Wednesday, February 8, 2012
Friday, February 3, 2012
Reading Lamm's "The Jewish Way in Love & Marriage"..I came up with the following:
1.) "The dowry is distinct from property or possessions that the bride owns and continues to own privately throughout marriage...The bride's private property, called nikhsei melog, is given outright to the bride, the husband enjoying only the "fruit" (usufruct) during marriage. It is not part of the dowry and is not included in the ketubah."
So..the dowry doesn't include everything I have or have bought before the wedding? This 'private property' (which = what, exactly?) is given to me, which the husband enjoys throughout the marriage.
2.) What does 100 pieces of Silver = today? What about 200 pieces of Silver? Why not just a solid bar of Gold? Or a set amount of money? What happens if a Hungarian marries an Italian? Do they pay in one or both currencies? Or US dollars?
3.) ("This ketubah de'irkhesa is required, even today, for everyone who has misplaced or lost the original ketubah.")
Can you have 2 Ketubas? Like, have one framed at home, and then a duplicate in a safety deposit box, just in case the one at home gets destroyed?
4.) How complicated IS a Ketubah for converts? "The ketubah is a very complicated document, especially for widows, converts, and divorcees." Why? How so?
4A.) Perhaps because they get paid a different amount of money than never-married virgins?
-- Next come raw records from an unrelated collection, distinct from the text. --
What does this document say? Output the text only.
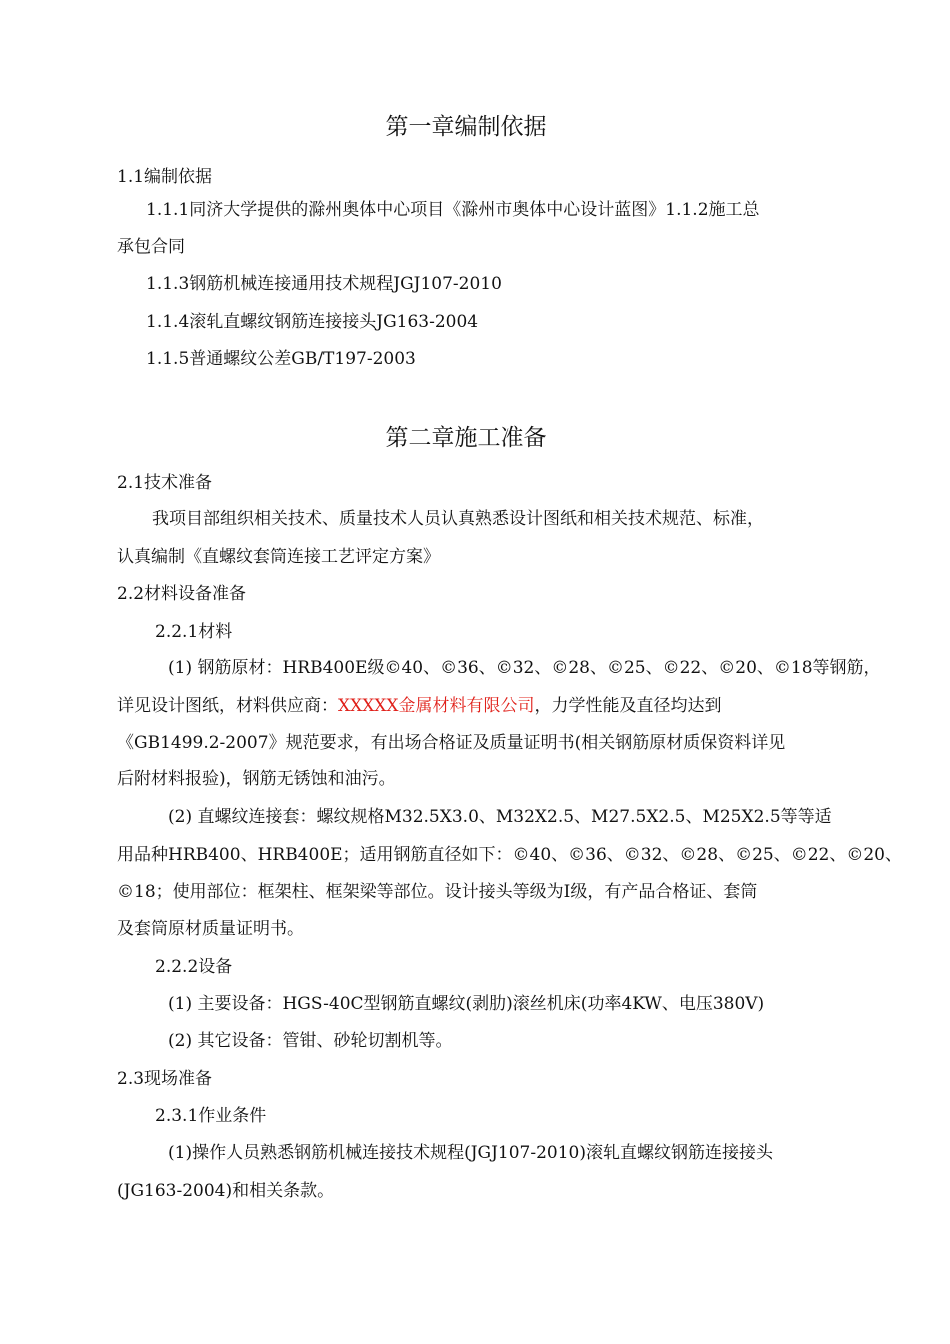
第一章编制依据
1.1编制依据
1.1.1同济大学提供的滁州奥体中心项目《滁州市奥体中心设计蓝图》1.1.2施工总
承包合同
1.1.3钢筋机械连接通用技术规程JGJ107-2010
1.1.4滚轧直螺纹钢筋连接接头JG163-2004
1.1.5普通螺纹公差GB/T197-2003
第二章施工准备
2.1技术准备
我项目部组织相关技术、质量技术人员认真熟悉设计图纸和相关技术规范、标准，
认真编制《直螺纹套筒连接工艺评定方案》
2.2材料设备准备
2.2.1材料
(1) 钢筋原材：HRB400E级©40、©36、©32、©28、©25、©22、©20、©18等钢筋，
详见设计图纸，材料供应商：XXXXX金属材料有限公司，力学性能及直径均达到
《GB1499.2-2007》规范要求，有出场合格证及质量证明书(相关钢筋原材质保资料详见
后附材料报验)，钢筋无锈蚀和油污。
(2) 直螺纹连接套：螺纹规格M32.5X3.0、M32X2.5、M27.5X2.5、M25X2.5等等适
用品种HRB400、HRB400E；适用钢筋直径如下：©40、©36、©32、©28、©25、©22、©20、
©18；使用部位：框架柱、框架梁等部位。设计接头等级为Ⅰ级，有产品合格证、套筒
及套筒原材质量证明书。
2.2.2设备
(1) 主要设备：HGS-40C型钢筋直螺纹(剥肋)滚丝机床(功率4KW、电压380V)
(2) 其它设备：管钳、砂轮切割机等。
2.3现场准备
2.3.1作业条件
(1)操作人员熟悉钢筋机械连接技术规程(JGJ107-2010)滚轧直螺纹钢筋连接接头
(JG163-2004)和相关条款。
4B.) Converts are considered to be non-virgins, because it is assumed by the Gemara that they had sexual intercourse during their time as non-Jews. And the law is stuck like that. That is why converts cannot marry kohanim. Why does Halacha assume that all converts have had sex?
"trust the alleged parentage of a convert" - If I said my mother's Jewish I wouldn 't be converting. Why would something like that be lied about?
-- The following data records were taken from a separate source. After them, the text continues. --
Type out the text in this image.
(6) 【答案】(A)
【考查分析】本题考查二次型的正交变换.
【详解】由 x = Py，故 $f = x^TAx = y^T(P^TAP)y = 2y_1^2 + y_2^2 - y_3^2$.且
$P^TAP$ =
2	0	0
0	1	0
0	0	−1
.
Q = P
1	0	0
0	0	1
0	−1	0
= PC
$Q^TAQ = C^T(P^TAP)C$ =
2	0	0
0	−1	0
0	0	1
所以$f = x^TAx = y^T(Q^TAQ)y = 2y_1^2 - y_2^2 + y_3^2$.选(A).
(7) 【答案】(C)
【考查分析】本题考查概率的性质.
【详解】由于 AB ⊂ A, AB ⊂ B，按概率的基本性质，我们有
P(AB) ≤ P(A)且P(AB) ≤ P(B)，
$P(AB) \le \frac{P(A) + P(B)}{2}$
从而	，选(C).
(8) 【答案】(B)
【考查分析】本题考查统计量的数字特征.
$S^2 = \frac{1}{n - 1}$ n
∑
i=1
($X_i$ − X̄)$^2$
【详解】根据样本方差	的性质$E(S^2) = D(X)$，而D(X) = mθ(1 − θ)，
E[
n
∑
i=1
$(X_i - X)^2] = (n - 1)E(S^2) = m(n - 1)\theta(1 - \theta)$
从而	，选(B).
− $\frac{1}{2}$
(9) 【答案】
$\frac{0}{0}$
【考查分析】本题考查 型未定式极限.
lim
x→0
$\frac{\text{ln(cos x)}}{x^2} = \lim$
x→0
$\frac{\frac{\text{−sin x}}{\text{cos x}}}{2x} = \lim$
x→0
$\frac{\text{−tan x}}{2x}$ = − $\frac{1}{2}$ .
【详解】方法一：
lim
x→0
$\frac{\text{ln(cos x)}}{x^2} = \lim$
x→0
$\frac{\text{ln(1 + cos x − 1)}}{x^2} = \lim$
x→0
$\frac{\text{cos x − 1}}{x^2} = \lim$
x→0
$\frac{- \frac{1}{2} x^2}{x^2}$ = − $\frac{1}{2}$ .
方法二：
A friend's response to that:
The Talmud indeed says that if a person admits to something we would not have known otherwise, then we trust them, because they could have just lied. For example, the Talmud says, if a woman tells us that she WAS married BUT got divorced, then we trust her that her divorce is kosher, without proof, because she could have just lied and told us she has never been married. The Talmud's logic is, if you trust the person on one count, you must trust them completely, and if you do not trust them, then you must completely not trust them. So I wonder, why cannot we say that here? I.e., either we trust you when you tell us your mother is not Jewish, and so we should also trust you when you say you're virgin, or else, if we do not trust you about your virginity, then we should not trust you when you tell us about your mother.
either you lie about everything, or you tell the truth about everything. We either trust you or we don't. Either we trust you about both your mother and your virginity, or we distrust you about
both. We cannot pick and choose. Either you are telling the truth both when you say your mother is a gentile and that you are a virgin, or else you are lying about both. So I'm not sure why we do NOT say that, about converts, vis a vis virginity and marrying kohanim.
Today, You can’t even determine who is and is not a virgin.
Why does it matter if the woman is one or not? I can see why it mattered in ancient times, but today, there seems to be no reason.
5.) What about secular wedding ceremony traditions (father-daughter dance) - can they be incorporated somehow into a Jewish wedding? It's my dad, after all. And MUST my wedding dress be white? What's if it's slightly not?
6.) What is the difference between ha-adam and ha-adama (aside from one being a bracha)?
Before, says the rabbi. But after talking about it with a friend, I think I'll have a few friends over after the 3 weeks; maybe order Italian for it, or maybe just go to the restaurant, despite it being across town! :-)
If my birthday is within the 3 weeks, how can I celebrate?
Which brings me to questions about the 3 weeks:
-not allowed to shave.
I work in an office, wear stockings every day, and can't NOT shave. I'm not going to wear opaque black stockings for pretty much the entirety of July, I'm sorry. And as I don't wear trousers, not shaving is not negotiable.
and one about the 9 Days:
-refrain from wearing newly laundered garments, or laundering any clothes.
I can do all my laundry before the 9 days start, so I'll have clothes for work before and after.
I find this ridiculous! I can see why it mattered in ancient times, but today... no. Emailing about this with a friend, he said it's "awfully forward and brazen of me to say" that I haven't had sex. Wouldn't it be *more* so to say I have?
I mentioned this whole thing to the Mora d'Asra this week, one I'm comfortable around, and he said that that's another thing to let a Shadchan know (whenever I get to that point, that is). Just because someone is a BT, or a Convert, doesn't meant they've had the same experiences. As he put it, 'a party boy who found G-d after throwing up who knows how much liquor,' probably isn't going to be a match for a bookworm who hung out in the library.
He actually knows a guy like me, and whenever I'm done with this process, depending on the guy's age, academic background, and level of attraction, I'd be interested.